In one or two reports that we have seen of these events, it has been suggested that they have been brought about by climate change, presumably a change that is particularly affecting Somerset!  What is certain is that in Somerset the Avalon Marshes (Ham Wall RSPB reserve and Shapwick Heath National Nature Reserve) now represent one of the most extensive wetlands in Europe and provide just the right habitat for these colonising birds.
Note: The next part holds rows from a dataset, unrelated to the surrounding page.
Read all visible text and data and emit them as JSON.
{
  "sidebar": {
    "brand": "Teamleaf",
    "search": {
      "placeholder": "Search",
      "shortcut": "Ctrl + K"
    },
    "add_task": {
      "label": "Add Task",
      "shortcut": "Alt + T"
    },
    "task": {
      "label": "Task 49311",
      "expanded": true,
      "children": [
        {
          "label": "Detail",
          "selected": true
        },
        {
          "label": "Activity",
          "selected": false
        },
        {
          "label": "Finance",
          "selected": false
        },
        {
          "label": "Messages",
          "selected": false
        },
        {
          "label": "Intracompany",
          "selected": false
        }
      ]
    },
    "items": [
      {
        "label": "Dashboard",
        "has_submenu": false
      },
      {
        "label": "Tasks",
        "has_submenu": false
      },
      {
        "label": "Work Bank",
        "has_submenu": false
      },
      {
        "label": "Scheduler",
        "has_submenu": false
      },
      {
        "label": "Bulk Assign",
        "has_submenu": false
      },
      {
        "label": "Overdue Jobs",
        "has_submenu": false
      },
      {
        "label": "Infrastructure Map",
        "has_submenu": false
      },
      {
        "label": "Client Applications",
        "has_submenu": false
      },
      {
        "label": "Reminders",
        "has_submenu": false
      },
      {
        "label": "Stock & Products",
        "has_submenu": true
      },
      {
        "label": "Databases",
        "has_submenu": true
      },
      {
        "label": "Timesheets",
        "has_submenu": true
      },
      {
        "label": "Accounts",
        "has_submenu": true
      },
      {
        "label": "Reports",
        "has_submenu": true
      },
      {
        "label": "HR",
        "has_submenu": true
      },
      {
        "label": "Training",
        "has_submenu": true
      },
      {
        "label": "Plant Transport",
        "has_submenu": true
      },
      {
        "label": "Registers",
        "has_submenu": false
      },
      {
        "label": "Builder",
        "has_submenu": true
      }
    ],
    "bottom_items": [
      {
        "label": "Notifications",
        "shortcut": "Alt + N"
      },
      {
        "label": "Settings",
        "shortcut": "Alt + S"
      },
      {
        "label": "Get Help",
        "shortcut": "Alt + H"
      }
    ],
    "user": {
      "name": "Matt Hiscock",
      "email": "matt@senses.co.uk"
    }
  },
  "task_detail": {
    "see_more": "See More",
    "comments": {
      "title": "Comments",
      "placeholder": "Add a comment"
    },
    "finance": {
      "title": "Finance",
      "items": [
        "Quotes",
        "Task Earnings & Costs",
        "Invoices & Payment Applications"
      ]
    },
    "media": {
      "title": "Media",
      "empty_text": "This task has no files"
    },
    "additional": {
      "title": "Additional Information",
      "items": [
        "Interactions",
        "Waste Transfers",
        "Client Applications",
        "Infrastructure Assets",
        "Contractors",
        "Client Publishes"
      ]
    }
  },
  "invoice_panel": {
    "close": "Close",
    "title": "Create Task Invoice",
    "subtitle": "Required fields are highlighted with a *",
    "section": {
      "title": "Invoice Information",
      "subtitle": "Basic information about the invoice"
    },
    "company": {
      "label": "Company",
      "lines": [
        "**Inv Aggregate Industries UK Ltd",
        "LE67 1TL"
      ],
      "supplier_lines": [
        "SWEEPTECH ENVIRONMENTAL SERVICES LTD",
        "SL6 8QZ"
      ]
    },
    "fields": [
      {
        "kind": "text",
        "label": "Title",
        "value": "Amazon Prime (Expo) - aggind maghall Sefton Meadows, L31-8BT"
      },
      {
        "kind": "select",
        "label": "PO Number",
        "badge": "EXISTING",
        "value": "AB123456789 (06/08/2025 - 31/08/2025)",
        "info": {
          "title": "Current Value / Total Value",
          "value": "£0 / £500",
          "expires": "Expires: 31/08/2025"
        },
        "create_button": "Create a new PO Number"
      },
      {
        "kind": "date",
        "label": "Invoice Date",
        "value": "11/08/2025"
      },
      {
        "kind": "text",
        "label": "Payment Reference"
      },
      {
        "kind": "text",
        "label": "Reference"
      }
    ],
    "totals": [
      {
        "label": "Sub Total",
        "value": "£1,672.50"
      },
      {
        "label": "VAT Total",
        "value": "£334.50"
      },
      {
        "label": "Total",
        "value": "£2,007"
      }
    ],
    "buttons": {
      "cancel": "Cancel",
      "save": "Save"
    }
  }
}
An important feature of the Avalon Marshes project has been the creation of reedbeds to encourage Eurasian Bitterns to breed and two nests at Ham Wall in 2008 were the first in Somerset for 40 years.  This has been just a part of a major programme of reedbed restoration and creation over a period of 15 years or more which has brought about a significant increase in the British breeding population of Bitterns.  Once widespread and numerous, Bitterns were in danger of being lost as a breeding bird in Britain mainly as a result of habitat degradation.  Now, as well as in Somerset, they can be heard booming in more than 50 sites around the country with definite breeding in Norfolk, Suffolk, Cambridgeshire, Kent and Yorkshire.

So far the return of Bitterns is a remarkable success story and a demonstration of what targeted conservation action can achieve.  It has had the added benefit of providing conditions suitable not only for colonisers like the Great White Egrets but also for Marsh Harriers, Bearded Tits, Reed Warblers and Sedge Warblers, not to mention mammals, amphibians, fish and a host of insects.

Get the habitat right and the birds will do the rest – it’s simple really!